There is a story that often does the rounds of motivational seminars:
‘A king asks his wise man to capture the complete wisdom of the world in a book.
The wise man comes back with five substantial volumes.
The king is impressed but suggests that five volumes might be a bit too much for people to read and could he shorten it.
The wise man comes back with one volume. It’s still too long! Then he shortens it into one chapter. But it’s still too long. Then he brings just two pages. But even now, it’s still too long.
Finally, he returns with one sentence written across the middle of one sheet of paper:
‘There is no such thing as something for nothing!’
‘Indeed’, says the king, ‘That is the wisdom of the ages.’

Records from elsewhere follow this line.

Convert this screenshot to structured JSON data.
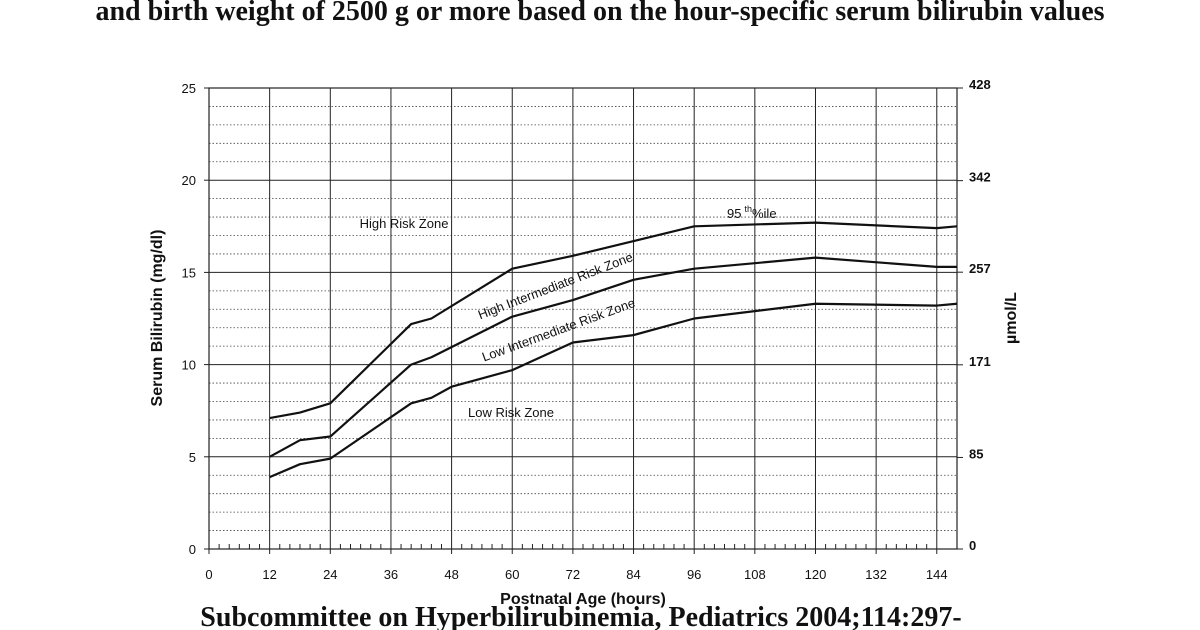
{
  "chart_data": {
    "type": "line",
    "title": "and birth weight of 2500 g or more based on the hour-specific serum bilirubin values",
    "caption": "Subcommittee on Hyperbilirubinemia,   Pediatrics 2004;114:297-",
    "x_label": "Postnatal Age (hours)",
    "y_label": "Serum Bilirubin (mg/dl)",
    "y2_label": "µmol/L",
    "xlim": [
      0,
      148
    ],
    "xticks": [
      0,
      12,
      24,
      36,
      48,
      60,
      72,
      84,
      96,
      108,
      120,
      132,
      144
    ],
    "ylim": [
      0,
      25
    ],
    "yticks": [
      0,
      5,
      10,
      15,
      20,
      25
    ],
    "y2lim": [
      0,
      428
    ],
    "y2ticks": [
      0,
      85,
      171,
      257,
      342,
      428
    ],
    "grid": true,
    "annotations": {
      "high_risk": "High Risk Zone",
      "high_intermediate": "High Intermediate Risk Zone",
      "low_intermediate": "Low Intermediate Risk Zone",
      "low_risk": "Low Risk Zone",
      "percentile": {
        "number": "95",
        "suffix": "th",
        "unit": "%ile"
      }
    },
    "series": [
      {
        "color": "#111111",
        "x": [
          12,
          18,
          24,
          40,
          44,
          60,
          72,
          96,
          120,
          144,
          148
        ],
        "values": [
          7.1,
          7.4,
          7.9,
          12.2,
          12.5,
          15.2,
          15.9,
          17.5,
          17.7,
          17.4,
          17.5
        ]
      },
      {
        "color": "#111111",
        "x": [
          12,
          18,
          24,
          40,
          44,
          60,
          72,
          84,
          96,
          120,
          144,
          148
        ],
        "values": [
          5.0,
          5.9,
          6.1,
          10.0,
          10.4,
          12.6,
          13.5,
          14.6,
          15.2,
          15.8,
          15.3,
          15.3
        ]
      },
      {
        "color": "#111111",
        "x": [
          12,
          18,
          24,
          40,
          44,
          48,
          60,
          72,
          84,
          96,
          120,
          144,
          148
        ],
        "values": [
          3.9,
          4.6,
          4.9,
          7.9,
          8.2,
          8.8,
          9.7,
          11.2,
          11.6,
          12.5,
          13.3,
          13.2,
          13.3
        ]
      }
    ]
  }
}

The final line of that story changes between versions, but I refer to it for one reason. The wise man can wade through a mass of detail and present it in an easy to grasp manner.
That is the job of an exceptional trainer. That is the skill of any effective communicator:
To make the complicated simple.
You cannot completely understand your subject until you’re able to sum it up in a few words, so that when a student comes to you before training and asks:
‘What is today about?’
Instead of answering with a longwinded ramble about the training content, you can respond neatly with a clear, accurate purpose statement. I remind you of a famous quote from Pascal:
‘I am sorry I wrote you such a long letter. I did not have time to write a short one.’
Our job is to take the complicated and make it simple, and as Pascal implies, that takes time; it takes work, and it takes effort.
What I am recommending is, before you deliver your training programmes, you should be capable of: summing up the purpose in one clear statement; highlighting the three fundamental principles that unlock a pathway through the rest of the training material; developing those principles into good, workable learning outcomes and delivering them in a way that engages and energises the students.
Simple? That is how it needs to seem to the students! Easy? Probably not.
And that is the second critical skill of a trainer:
To deliver with ease, confidence and flexibility.
If you had asked me 25 years ago to write down my thoughts and tips on training, I would have written quite a slender book. At the time, I had picked up some valuable insights and training techniques, and mostly they seemed to work well in the classroom.
However, as the saying (variously attributed) goes:
“It is tempting, if the only tool you have is a hammer, to treat everything as if it were a nail.”
It was adequate but too one-dimensional. I am sure I could have given you plenty of valuable techniques for pounding nails. I might have even tried to convince you to hit a few screws into the wall as well because my range of alternatives was reasonably limited.
If you had asked me ten years ago to write down my thoughts and techniques on training, the book would have been much thicker and heavier, but I am still not sure you would have gone away much wiser about how to drive a screw into the wall.
There is a state in professional development where we suffer from ‘the curse of knowledge’.
It is when you know your subject in depth. Over time, in becoming an expert, you have lost the ability to see things from the student’s point of view. The more expert you become, the less connected you become to the student’s perspective. Therefore the third essential skill of the exceptional communicator is:
To keep seeing the world from your students’ point of view.
Any trainer can stand up in front of a class and say, ‘This is a complicated subject. Let me tell you how complicated it is.’
The exceptional trainer learns to say, ‘This is a complicated subject, but in essence, we need to start with these basic elements, and once we have understood those, we can build further.’
With ‘the curse of knowledge’, the danger becomes that rather than having one hammer, you have such a range of tools you can now dazzle your student with all the different options you have at your disposal. Your student is impressed with your knowledge but becomes slightly overwhelmed by the volume of information delivered and possibly still leaves confused.
Now, twenty-five years on, my book has become relatively thin again. I realise how easy it is to overcomplicate, and you can achieve lots with a hammer and a few nails. So now, rather than overwhelming my students with too much information, I focus on what matters. Occasionally, I reach into my bag to pull something out for those specialised jobs.
In the end, your range of knowledge is not there to impress your students; it is there to support them. You need to reach into your bag and provide them with the tools they need right now. And on the whole, once they understand the basics, the rest they can work out for themselves.
My intention, therefore, is always to focus on those fundamental principles that are essential to any successful training programme. Once you understand those, you can probably build the rest of the tools yourself. I have indeed aimed to get my ‘five volumes’ back down to one.
Can I slim it down to one sentence?
I am not sure I can, but maybe we move closer with this:
You can learn everything you need to be an effective trainer. You can learn techniques; you can learn structures; you can learn teaching theories. However, the one thing we cannot teach you is compassion. Unless you genuinely care about the well-being of other people, you probably should not become a trainer.
Therefore maybe it all comes down to this: Being an exceptional trainer starts from:
‘having a keen interest in, and genuine empathy for the development of your students’.
(The rest you can learn)
And then with that compassionate foundation to build upon, you add the next layer, which consists of three key skill sets that we will be returning to regularly, the ability to:
Deliver with ease, confidence, and flexibility create simple structures that are clear, compact and easy to follow. View the world through your students’ eyes.
Simple as that sounds, it is not always easy to achieve, but that is an exceptional trainer.